Maka, kewajiban seorang suami dalam memberikan nafkah atas istrinya telah
disebutkan dalam al Qur’an. Allah berfirman dalam al Qur’an: “Hendaklah orang yang mampu
memberi nafkah menurut kemampuannya. Dan orang yang disempitkan rezkinya
hendaklah memberi nafkah dari harta yang diberikan Allah kepadanya. Allah tidak
memikulkan beban kepada seseorang melainkan sekedar apa yang Allah berikan
kepadanya.” [QS. Al Thalaaq: 7]
Selain itu, kewajiban tersebut juga diperkuat dengan sunnah Nabi.
Diriwayatkan dari imam Muslim dengan sanadnya dari Jabir ra. bahwasanya Rasulullah Saw. berkhutbah di hadapan orang-orang,
kemudian Rasulullah Saw. berkata: “Bertakwalah kalian kepada Allah dalam masalah perempuan. Mereka
semuanya adalah orang yang dapat membantu kalian. Kalian telah mengambil mereka
sebagai amanat dari Allah dan kalian telah menghalalkan kemaluan mereka dengan
mempergunakan kalimat Allah. Oleh karena itu, kalian memiliki kewajiban untuk
memberikan nafkah materi dan sandang kepada mereka dengan sebaik-baiknya.”
Adapun kewajiban seorang suami kepada kedua orangtuanya, anak-anaknya yang
laki-laki dan perempuan adalah ketika mereka miskin dan tidak memiliki apa-apa.

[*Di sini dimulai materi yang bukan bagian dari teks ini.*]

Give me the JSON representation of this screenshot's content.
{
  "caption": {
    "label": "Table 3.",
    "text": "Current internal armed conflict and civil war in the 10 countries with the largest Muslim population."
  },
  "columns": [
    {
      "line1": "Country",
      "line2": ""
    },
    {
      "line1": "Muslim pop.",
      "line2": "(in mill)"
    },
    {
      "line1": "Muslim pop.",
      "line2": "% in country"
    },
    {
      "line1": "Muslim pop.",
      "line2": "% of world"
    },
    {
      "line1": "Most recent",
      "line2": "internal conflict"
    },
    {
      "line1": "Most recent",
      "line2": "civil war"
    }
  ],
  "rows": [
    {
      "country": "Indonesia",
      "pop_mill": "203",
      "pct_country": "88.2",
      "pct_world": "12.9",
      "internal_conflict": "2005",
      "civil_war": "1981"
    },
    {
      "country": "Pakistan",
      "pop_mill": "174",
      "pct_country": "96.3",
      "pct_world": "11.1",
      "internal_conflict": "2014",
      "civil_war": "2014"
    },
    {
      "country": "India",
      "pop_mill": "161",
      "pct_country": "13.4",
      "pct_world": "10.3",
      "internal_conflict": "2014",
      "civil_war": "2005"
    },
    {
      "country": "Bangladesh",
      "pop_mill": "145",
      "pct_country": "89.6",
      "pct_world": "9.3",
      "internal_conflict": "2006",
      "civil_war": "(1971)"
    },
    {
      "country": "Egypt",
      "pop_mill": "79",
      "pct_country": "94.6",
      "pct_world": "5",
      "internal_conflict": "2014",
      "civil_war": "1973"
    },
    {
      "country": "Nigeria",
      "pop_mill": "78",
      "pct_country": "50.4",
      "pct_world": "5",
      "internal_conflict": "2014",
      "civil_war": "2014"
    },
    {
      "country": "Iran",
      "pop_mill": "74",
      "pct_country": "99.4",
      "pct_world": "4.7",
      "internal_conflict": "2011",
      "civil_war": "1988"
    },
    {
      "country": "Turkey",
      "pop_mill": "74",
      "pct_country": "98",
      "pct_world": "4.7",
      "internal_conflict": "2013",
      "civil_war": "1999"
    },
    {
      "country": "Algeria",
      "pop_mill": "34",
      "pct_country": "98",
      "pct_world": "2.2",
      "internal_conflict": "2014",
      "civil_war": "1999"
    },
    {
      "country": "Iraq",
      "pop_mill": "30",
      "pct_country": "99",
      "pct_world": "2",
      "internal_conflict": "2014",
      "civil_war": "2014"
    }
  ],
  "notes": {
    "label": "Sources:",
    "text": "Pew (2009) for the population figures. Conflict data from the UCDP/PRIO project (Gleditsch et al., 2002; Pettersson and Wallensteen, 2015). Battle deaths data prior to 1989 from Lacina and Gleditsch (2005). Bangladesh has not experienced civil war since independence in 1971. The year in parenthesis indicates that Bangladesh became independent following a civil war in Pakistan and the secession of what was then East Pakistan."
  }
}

Dan seandainya ia mampu memberikan nafkah kepada mereka, maka ia
wajib memberikan nafkah kepada mereka. Hal tersebut secara jelas telah
dikuatkan oleh al Quran dan as Sunnah.
Allah berfirman dalam al Quran: “Dan
kewajiban ayah memberi makan dan pakaian kepada para ibu dengan cara ma'ruf.” [QS. Al Baqarah: 233]
Adapun legitimasi sunnah, Hindun, istri Abu Sufyan telah bertanya kepada
Rasulullah Saw. tentang segala sesuatu yang telah
ia ambil dari harta suaminya, tanpa seidzin suaminya. Maka, pada saat itu
Rasulullah Saw. berkata kepada Hindun (sesuai
dengan hadits yang diriwayatkan dari Bukhari):
“Ambillah harta suamimu yang
mencukupimu dan anak-anakmu dengan cara yang benar.” [QS. Imam Bukhari dalam kitab shahihnya 3/103, Cetakan Kairo]

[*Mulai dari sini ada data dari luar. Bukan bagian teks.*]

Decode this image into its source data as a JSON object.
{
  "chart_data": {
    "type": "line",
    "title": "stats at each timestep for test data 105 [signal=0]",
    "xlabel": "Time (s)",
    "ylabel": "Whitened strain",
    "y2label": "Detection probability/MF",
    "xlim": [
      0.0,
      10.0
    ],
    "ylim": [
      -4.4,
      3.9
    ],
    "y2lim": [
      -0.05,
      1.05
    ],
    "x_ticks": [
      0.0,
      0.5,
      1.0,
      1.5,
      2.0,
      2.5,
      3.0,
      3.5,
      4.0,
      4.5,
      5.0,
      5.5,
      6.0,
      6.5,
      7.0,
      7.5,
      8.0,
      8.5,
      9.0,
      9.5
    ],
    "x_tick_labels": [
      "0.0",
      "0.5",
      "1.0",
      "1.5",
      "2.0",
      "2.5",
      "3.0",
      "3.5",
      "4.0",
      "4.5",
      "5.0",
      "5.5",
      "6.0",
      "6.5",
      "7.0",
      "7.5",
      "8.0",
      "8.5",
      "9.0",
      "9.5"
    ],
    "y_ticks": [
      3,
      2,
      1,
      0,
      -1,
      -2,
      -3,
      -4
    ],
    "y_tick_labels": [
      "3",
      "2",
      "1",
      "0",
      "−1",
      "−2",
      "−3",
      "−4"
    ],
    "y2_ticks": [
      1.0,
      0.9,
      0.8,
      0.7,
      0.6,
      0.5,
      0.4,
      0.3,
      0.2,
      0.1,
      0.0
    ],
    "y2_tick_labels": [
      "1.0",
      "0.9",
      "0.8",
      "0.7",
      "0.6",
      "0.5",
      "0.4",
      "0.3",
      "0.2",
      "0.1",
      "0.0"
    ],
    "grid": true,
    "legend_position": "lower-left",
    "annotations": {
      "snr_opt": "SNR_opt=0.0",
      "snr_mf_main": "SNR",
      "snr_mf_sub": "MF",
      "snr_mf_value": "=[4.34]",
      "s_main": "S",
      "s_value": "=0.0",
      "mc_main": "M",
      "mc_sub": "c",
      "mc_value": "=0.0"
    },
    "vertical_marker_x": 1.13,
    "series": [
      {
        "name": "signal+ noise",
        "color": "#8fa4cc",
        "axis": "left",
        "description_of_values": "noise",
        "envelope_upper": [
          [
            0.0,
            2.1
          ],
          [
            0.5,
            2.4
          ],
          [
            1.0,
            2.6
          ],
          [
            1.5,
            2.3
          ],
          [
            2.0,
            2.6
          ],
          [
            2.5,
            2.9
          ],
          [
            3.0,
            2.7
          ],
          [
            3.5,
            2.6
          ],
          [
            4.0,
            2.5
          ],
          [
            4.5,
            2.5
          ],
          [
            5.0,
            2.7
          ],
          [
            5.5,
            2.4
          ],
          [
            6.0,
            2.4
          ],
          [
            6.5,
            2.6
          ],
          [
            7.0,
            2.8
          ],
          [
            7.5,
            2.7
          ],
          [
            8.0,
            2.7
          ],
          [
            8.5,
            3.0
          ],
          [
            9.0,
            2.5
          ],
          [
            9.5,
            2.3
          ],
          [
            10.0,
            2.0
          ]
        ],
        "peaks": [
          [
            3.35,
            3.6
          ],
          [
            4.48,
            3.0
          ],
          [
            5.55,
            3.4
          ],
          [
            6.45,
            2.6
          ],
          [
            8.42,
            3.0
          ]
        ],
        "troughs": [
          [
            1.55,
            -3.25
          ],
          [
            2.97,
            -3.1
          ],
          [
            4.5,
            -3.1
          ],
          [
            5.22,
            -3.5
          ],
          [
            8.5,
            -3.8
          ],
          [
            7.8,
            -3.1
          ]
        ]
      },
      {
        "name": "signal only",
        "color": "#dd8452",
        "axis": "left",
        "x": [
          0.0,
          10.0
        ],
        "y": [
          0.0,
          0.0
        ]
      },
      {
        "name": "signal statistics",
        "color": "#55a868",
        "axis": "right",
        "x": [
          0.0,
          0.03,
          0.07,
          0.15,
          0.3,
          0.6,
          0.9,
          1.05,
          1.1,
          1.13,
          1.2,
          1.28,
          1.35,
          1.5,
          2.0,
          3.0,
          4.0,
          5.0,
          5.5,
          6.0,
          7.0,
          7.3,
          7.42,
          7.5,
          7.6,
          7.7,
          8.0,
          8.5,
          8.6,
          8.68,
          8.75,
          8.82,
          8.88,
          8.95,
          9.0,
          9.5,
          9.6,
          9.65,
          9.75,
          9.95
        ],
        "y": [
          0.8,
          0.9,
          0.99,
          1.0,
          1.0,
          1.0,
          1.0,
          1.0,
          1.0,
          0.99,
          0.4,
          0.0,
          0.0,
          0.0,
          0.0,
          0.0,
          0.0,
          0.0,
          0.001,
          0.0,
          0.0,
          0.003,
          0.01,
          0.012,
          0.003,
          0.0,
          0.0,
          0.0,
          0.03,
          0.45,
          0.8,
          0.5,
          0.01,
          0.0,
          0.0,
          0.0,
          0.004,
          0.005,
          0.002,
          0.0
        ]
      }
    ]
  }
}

Dan diriwayatkan dari Abu Dawud dengan sanadnya yang berasal dari Aisyah,
ummul mukminin ra., ia berkata: “Rasulullah Saw. berkata: “Sebaik-baiknya makanan yang dimakan oleh seseorang adalah segala
sesuatu yang berasal dari usahanya sendiri. Dan sebaik-baiknya harta yang
dimakan oleh anaknya adalah segala sesuatu yang berasal usahanya sang ayah
tersebut.”
Dan begitulah, ini merupakan sebuah ajaran Islam yang menjaga kelangsungan hidup sebuah keluarga secara aman. Dalam
interaksi yang harmonis antara mereka
seluruhnya. Dengan kepemimpinan seorang laki-laki dalam sebuah bangunan
keluarga, menentukan sikap dalam memberikan kemaslahatan bagi tiap-tiap
individu anggota keluarga dan bagaimana cara membelanjakan
harta dari harta yang wajib untuk diinfakkan. Dari semuanya itu kita dapat
mengyadari bagaimana tingginya kedudukan sebuah keluarga dalam pandangan Islam.
Dan semuanya itu didasarkan pada susunan ajaran dan hukum Islam.